The federal government's First Home Loan Deposit Scheme (FHLDS) seemed to have missed buyers who “genuinely” need support to break into the market.
According to the Review of the National Housing Finance and Investment Corporation Act 2018 Report released by The Treasury, around 75% of FHLDS recipients would have been eligible to borrow for a property without the support of the scheme within 12 to 30 months of their purchase.
"This suggests that the majority of beneficiaries of the FHLDS are ‘accelerated buyers’ – those who would have been able to purchase a property, either with the support of LMI or with a full 20% deposit, in one to two years," the report said.
The findings are consistent with the view that the impact of the deposit scheme is mostly to bring forward demand that would have otherwise occurred in the short to medium term.
In fact, the report said if buyers under the FHLDS did not have alternative financial means and had to save the entire 20% deposit, they would have had to delay their first home purchase by an average of four years, five years in NSW.
In this regard, the report said evidence indicates that the scheme "appears to be achieving the objective."
However, the limited number of places for the scheme means that many prospective buyers who need help the most miss out on the benefits of the scheme.
"Other prospective buyers may not be able to afford LMI or secure finance without an FHLDS guarantee," the report said.
"For these prospective buyers, their purchase is delayed until they are able to secure an FHLDS place."
Still, the report noted that around 12% of FHLDS participants to date would have income levels lower than those that would be generally acceptable for non-scheme loans.
Strong take-up for the scheme
The report showed that during the first full year of the deposit scheme, demand levels were strong.
In fact, within four months of the scheme's commencement on 1 January 2020, over 8,000 guarantee places were given to settled purchases and first-home buyers with pre-approved finance.
The uptake in the following financial year was quicker, with around 9,600 of the 10,000 guarantee places settled or reserved within four months of being made available.
Impact on prices
The report was not able to determine whether the scheme has had any significant price impact, given its relative size in the context of the overall housing market.

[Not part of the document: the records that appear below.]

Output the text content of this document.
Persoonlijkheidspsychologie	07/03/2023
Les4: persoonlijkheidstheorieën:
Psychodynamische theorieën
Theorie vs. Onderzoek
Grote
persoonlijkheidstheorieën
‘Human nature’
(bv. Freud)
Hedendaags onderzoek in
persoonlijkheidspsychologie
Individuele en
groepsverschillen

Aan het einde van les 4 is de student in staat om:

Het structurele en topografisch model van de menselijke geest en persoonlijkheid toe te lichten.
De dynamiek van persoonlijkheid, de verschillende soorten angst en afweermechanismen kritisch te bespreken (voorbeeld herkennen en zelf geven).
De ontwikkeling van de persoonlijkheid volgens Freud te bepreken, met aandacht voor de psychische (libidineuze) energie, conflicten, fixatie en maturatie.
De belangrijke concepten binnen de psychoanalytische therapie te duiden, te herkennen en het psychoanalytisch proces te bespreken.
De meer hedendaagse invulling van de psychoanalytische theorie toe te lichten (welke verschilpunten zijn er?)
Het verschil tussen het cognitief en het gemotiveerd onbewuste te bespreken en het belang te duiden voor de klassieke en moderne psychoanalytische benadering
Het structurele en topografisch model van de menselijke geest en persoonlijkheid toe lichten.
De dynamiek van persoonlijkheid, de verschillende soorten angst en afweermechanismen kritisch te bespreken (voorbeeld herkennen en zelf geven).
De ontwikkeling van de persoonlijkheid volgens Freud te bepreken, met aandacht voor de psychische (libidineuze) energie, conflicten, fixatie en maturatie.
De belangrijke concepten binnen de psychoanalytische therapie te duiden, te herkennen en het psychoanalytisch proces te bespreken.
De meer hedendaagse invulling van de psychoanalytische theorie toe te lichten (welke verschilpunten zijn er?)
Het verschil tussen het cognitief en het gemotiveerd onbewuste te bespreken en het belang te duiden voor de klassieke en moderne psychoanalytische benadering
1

"Economists who spoke with the Review noted that standard economic theory suggests that assistance to first-home buyers that simply brings forward or adds to demand without a corresponding increase in supply is likely to result in an increase in house prices which largely cancels out any positive benefit to first home buyers," the report said.
"Housing prices, however, may not adjust as rapidly as some other asset prices and so the earlier cohorts of first-home buyers that are supported by such schemes may be made better off, whereas those that purchase later on may not derive much benefit at all."